In the 1990s, Democratic and Republican Congresses scrapped the Pell Grant program for prisoners, barred drug offenders from receiving federal student loans and cut highway money for states that did not revoke or suspend the driver's licenses of drug felons. Now leading politicians of both parties are proposing that states remove laws and regulations that wall off the ex-criminal class from the community. Rather than eliminating education and substance-abuse treatment programs, Congress may well finance them. ...Noam Scheiber
What has changed? It's true that crime rates have declined in recent years (notwithstanding a slight uptick last year), but for the last quarter of the 20th century, crime policy was impervious to fluctuations in street crime. If crime went up, politicians got tough on crime. If crime went down, politicians still got tough on crime. At the state level, at least, that is no longer the case--and a large shift in public opinion has much to do with it. In 1994, crime and health care were the two top issues that Americans thought the government should tackle. Nine years later, less than 1 percent of Americans named crime as a top political issue.

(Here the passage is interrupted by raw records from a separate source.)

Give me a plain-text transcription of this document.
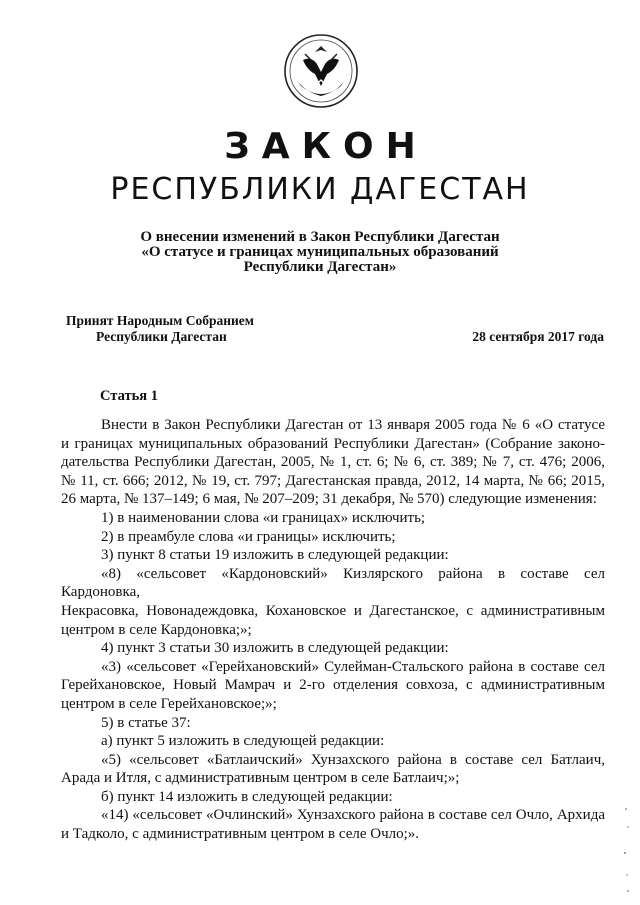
ЗАКОН
РЕСПУБЛИКИ ДАГЕСТАН
О внесении изменений в Закон Республики Дагестан
«О статусе и границах муниципальных образований
Республики Дагестан»
Принят Народным Собранием
Республики Дагестан	28 сентября 2017 года
Статья 1

Внести в Закон Республики Дагестан от 13 января 2005 года № 6 «О статусе

и границах муниципальных образований Республики Дагестан» (Собрание законо-

дательства Республики Дагестан, 2005, № 1, ст. 6; № 6, ст. 389; № 7, ст. 476; 2006,

№ 11, ст. 666; 2012, № 19, ст. 797; Дагестанская правда, 2012, 14 марта, № 66; 2015,

26 марта, № 137–149; 6 мая, № 207–209; 31 декабря, № 570) следующие изменения:

1) в наименовании слова «и границах» исключить;

2) в преамбуле слова «и границы» исключить;

3) пункт 8 статьи 19 изложить в следующей редакции:

«8) «сельсовет «Кардоновский» Кизлярского района в составе сел Кардоновка,

Некрасовка, Новонадеждовка, Кохановское и Дагестанское, с административным

центром в селе Кардоновка;»;

4) пункт 3 статьи 30 изложить в следующей редакции:

«3) «сельсовет «Герейхановский» Сулейман-Стальского района в составе сел

Герейхановское, Новый Мамрач и 2-го отделения совхоза, с административным

центром в селе Герейхановское;»;

5) в статье 37:

а) пункт 5 изложить в следующей редакции:

«5) «сельсовет «Батлаичский» Хунзахского района в составе сел Батлаич,

Арада и Итля, с административным центром в селе Батлаич;»;

б) пункт 14 изложить в следующей редакции:

«14) «сельсовет «Очлинский» Хунзахского района в составе сел Очло, Архида

и Тадколо, с административным центром в селе Очло;».
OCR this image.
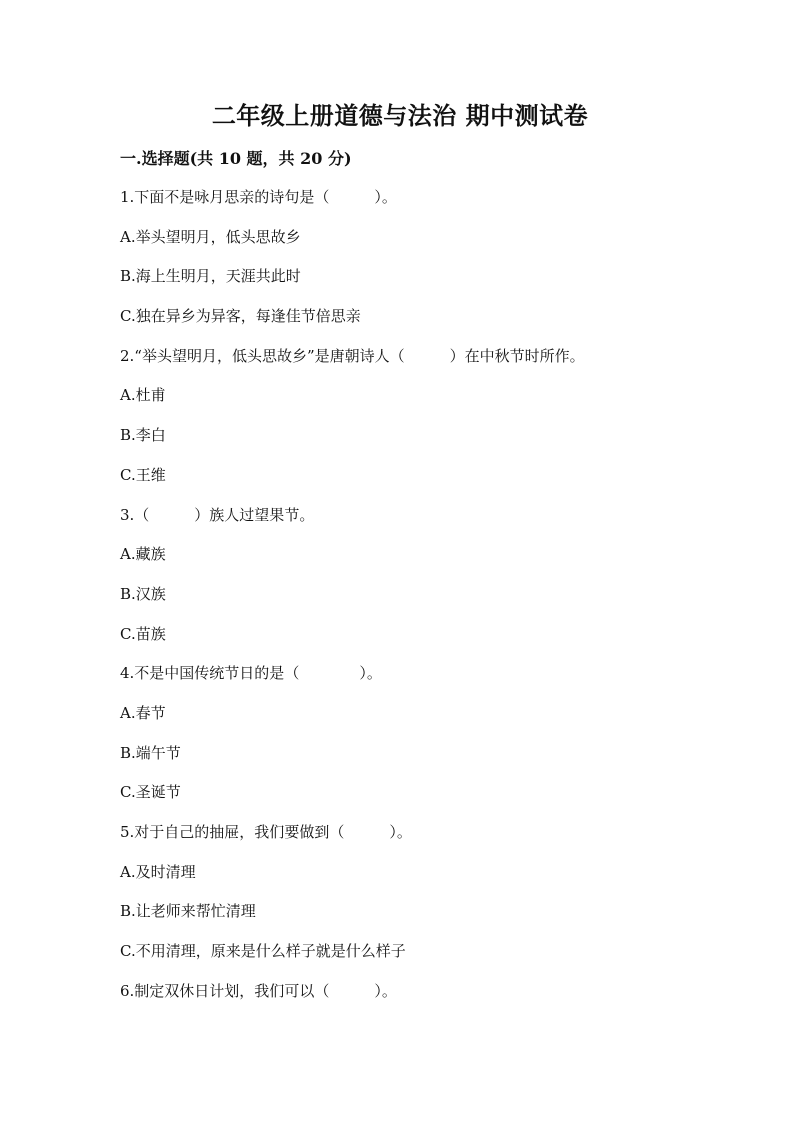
二年级上册道德与法治 期中测试卷
一.选择题(共 10 题，共 20 分)
1.下面不是咏月思亲的诗句是（　　　）。
A.举头望明月，低头思故乡
B.海上生明月，天涯共此时
C.独在异乡为异客，每逢佳节倍思亲
2.“举头望明月，低头思故乡”是唐朝诗人（　　　）在中秋节时所作。
A.杜甫
B.李白
C.王维
3.（　　　）族人过望果节。
A.藏族
B.汉族
C.苗族
4.不是中国传统节日的是（　　　　）。
A.春节
B.端午节
C.圣诞节
5.对于自己的抽屉，我们要做到（　　　）。
A.及时清理
B.让老师来帮忙清理
C.不用清理，原来是什么样子就是什么样子
6.制定双休日计划，我们可以（　　　）。
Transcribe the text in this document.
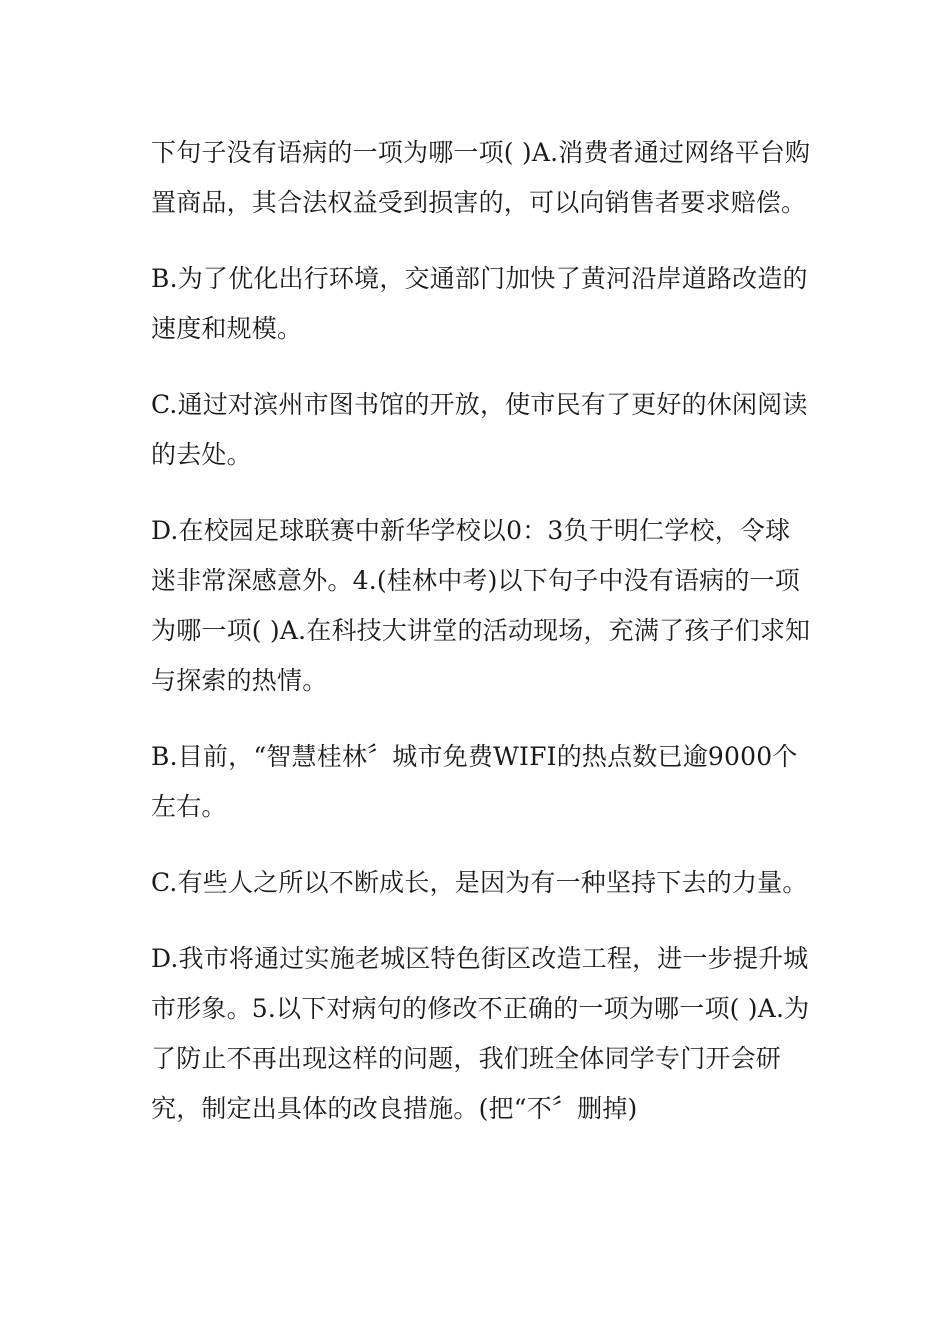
下句子没有语病的一项为哪一项( )A.消费者通过网络平台购置商品，其合法权益受到损害的，可以向销售者要求赔偿。

B.为了优化出行环境，交通部门加快了黄河沿岸道路改造的速度和规模。

C.通过对滨州市图书馆的开放，使市民有了更好的休闲阅读的去处。

D.在校园足球联赛中新华学校以0：3负于明仁学校，令球迷非常深感意外。4.(桂林中考)以下句子中没有语病的一项为哪一项( )A.在科技大讲堂的活动现场，充满了孩子们求知与探索的热情。

B.目前，“智慧桂林〞城市免费WIFI的热点数已逾9000个左右。

C.有些人之所以不断成长，是因为有一种坚持下去的力量。

D.我市将通过实施老城区特色街区改造工程，进一步提升城市形象。5.以下对病句的修改不正确的一项为哪一项( )A.为了防止不再出现这样的问题，我们班全体同学专门开会研究，制定出具体的改良措施。(把“不〞删掉)
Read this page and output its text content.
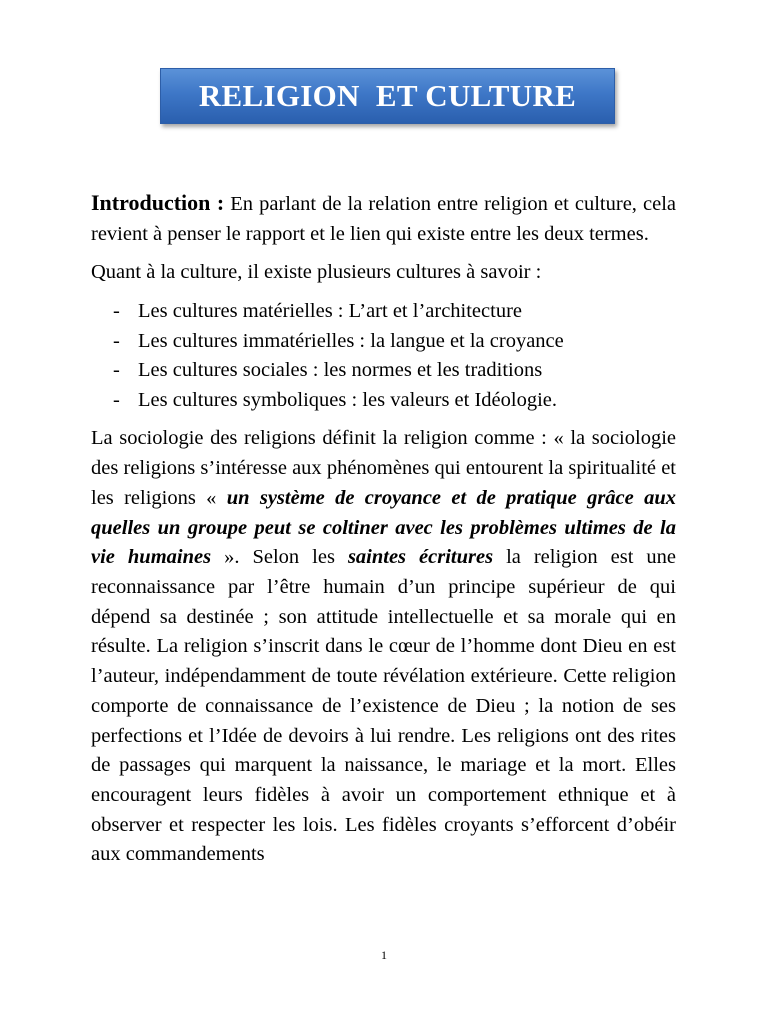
RELIGION  ET CULTURE

Introduction : En parlant de la relation entre religion et culture, cela revient à penser le rapport et le lien qui existe entre les deux termes.

Quant à la culture, il existe plusieurs cultures à savoir :

- Les cultures matérielles : L’art et l’architecture
- Les cultures immatérielles : la langue et la croyance
- Les cultures sociales : les normes et les traditions
- Les cultures symboliques : les valeurs et Idéologie.

La sociologie des religions définit la religion comme : « la sociologie des religions s’intéresse aux phénomènes qui entourent la spiritualité et les religions « un système de croyance et de pratique grâce aux quelles un groupe peut se coltiner avec les problèmes ultimes de la vie humaines ». Selon les saintes écritures la religion est une reconnaissance par l’être humain d’un principe supérieur de qui dépend sa destinée ; son attitude intellectuelle et sa morale qui en résulte. La religion s’inscrit dans le cœur de l’homme dont Dieu en est l’auteur, indépendamment de toute révélation extérieure. Cette religion comporte de connaissance de l’existence de Dieu ; la notion de ses perfections et l’Idée de devoirs à lui rendre. Les religions ont des rites de passages qui marquent la naissance, le mariage et la mort. Elles encouragent leurs fidèles à avoir un comportement ethnique et à observer et respecter les lois. Les fidèles croyants s’efforcent d’obéir aux commandements

1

If safer streets had something to do with the change in public attitudes, so did another development: the changing place of crime in the national debate over moral values. Over the past decade, as the political scientists William Galston and Elaine Kamarck have suggested, the culture war of the 1970s and 1980s that revolved around race has been replaced by one that revolves around religion. A side effect has been a radically different crime debate.